Comedy-Presseschau vom 25.07.25

  • El Hotzo stand wegen eines Tweets über das versuchte Attentat auf den US-Präsidenten vor Gericht. Nun ist er in erster Instanz freigesprochen worden. Man könne darüber streiten, ob der Post witzig sei, sagte eine von Hotz‘ Anwältinnen bei der Verhandlung. „Aber nicht darüber, ob es ein Witz war.“ Das ist schon mehr Differenzierung als in 99 Prozent aller deutschen Feuilletonartikel über Humor. Jurist:innen, ey! Zeigt sich wieder einmal, dass sie oft über die feinsten Humorantennen verfügen. Erkennbar auch an der ausführlichen Berichterstattung beim in Satiredingen in Deutschland maßgeblichen Medienportal Legal Tribune Online.
  • Der US-amerikanische Sender CBS stellt die legendäre Late Show mit Stephen Colbert ein, die der 2014 von David Letterman übernommen hatte.

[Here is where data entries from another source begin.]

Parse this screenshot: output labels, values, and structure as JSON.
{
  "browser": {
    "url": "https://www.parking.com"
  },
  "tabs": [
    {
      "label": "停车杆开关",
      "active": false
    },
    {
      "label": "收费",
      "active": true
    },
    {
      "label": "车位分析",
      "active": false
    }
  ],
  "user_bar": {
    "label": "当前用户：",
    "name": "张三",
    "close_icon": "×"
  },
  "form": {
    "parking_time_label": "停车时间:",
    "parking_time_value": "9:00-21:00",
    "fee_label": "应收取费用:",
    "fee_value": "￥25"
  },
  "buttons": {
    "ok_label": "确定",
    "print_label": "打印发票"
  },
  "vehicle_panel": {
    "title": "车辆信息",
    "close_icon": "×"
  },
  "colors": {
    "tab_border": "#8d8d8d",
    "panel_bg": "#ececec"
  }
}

Das alles hat wahrscheinlich politische Gründe, die man zum Beispiel in der New York Times nachlesen kann. Viele beklagen jetzt, dass damit eine wichtige Gegenöffentlichkeit zum politischen Irrsinn wegbricht und befürchten einen Präzedenzfall. Natürlich: Die Late-Night-Shows gelten in den USA als Goldstandard der Unterhaltungsindustrie, nicht ganz zu unrecht. Und so gern ich einem geharnischten Monolog gegen Trump lausche, aber: Alle wissen doch Bescheid. Ich erwarte von einer Show nicht, die Welt zu verändern, aber die Kritik der Shows ist schon ein bisschen arg Routine geworden. Man könnte das Ende der Late Show also auch zum Anlass nehmen, mal über unhinterfragte Glaubenssätze und neue Konzepte nachzudenken.
  • Zwei neue Comedyangebote habe ich in den vergangenen Wochen kennengerlernt, nämlich einmal den Stand-up Detector, der versucht, auf Whatsapp deutschlandweit Veranstalter mit offenen Spots mit spielwilligen Comedians in Kontakt zu bringen. (Mehr Informationen auf Instagram) Ein sympathisches chaotisches Angebot für eine chaotische Szene.
  • Etwas strukturierter möchte Standup Republic sein, eine Catch-all-Plattform für Stand-up: Auch Standup Republic bringt Hosts mit Comedians in Kontakt, ferner sollen sich die Comedians quasi direkt Shows über die Plattform buchen können. Die Plattform behält nach meinen Informationen eine geringe Provision ein. Und zu guter Letzt können Comedyfans dort auch direkt ihre Tickets kaufen. Die Macher haben mir mitgeteilt, dass sich bisher bereits gut 1000 Hosts und Comedians angemeldet hätten. Standup Republic hat einen der Schmerzpunkte deutlich erkannt, die für Fans und oft auch für Comedians überwältigende Unübersichtlichkeit der Szene. Ein Bündelangebot ist ein guter Weg, das Problem zu adressieren, und es funktioniert umso besser, je mehr Menschen mitmachen. Allerdings bringt es auch Fragestellungen mit sich: Wie entwickeln sich die Provisionen? Wird es Premium-Accounts geben? Und führt das Bundling vielleicht auf lange Sicht zu Standardisierung und sozialer Disziplinierung? Lohnt sich im Auge zu behalten.
  • „‚Till Tonight‘, das könnte wirklich funktionieren“, konstatiert Anja Rützel beim Spiegel über die Late-Night-Show mit Till Reiners. Und weiter: „Die Auftaktfolge ist rundherum gelungen, Reiners‘ Stand-up sitzt perfekt – bei quasi allen jüngeren Versuchen in diesem Formatfeld war das eine meist wackelige Partie“ – es könnte daran liegen, dass halt von den meisten Leuten unterschätzt wird, wie schwer so ein Stand-up abzuliefern ist. Ein Comedian hat da sicherlich Vorteile.
Comedian Björn von Morgenstern

BIT-EMPFEHLUNG: Björn von Morgenstern: Oppas (2025)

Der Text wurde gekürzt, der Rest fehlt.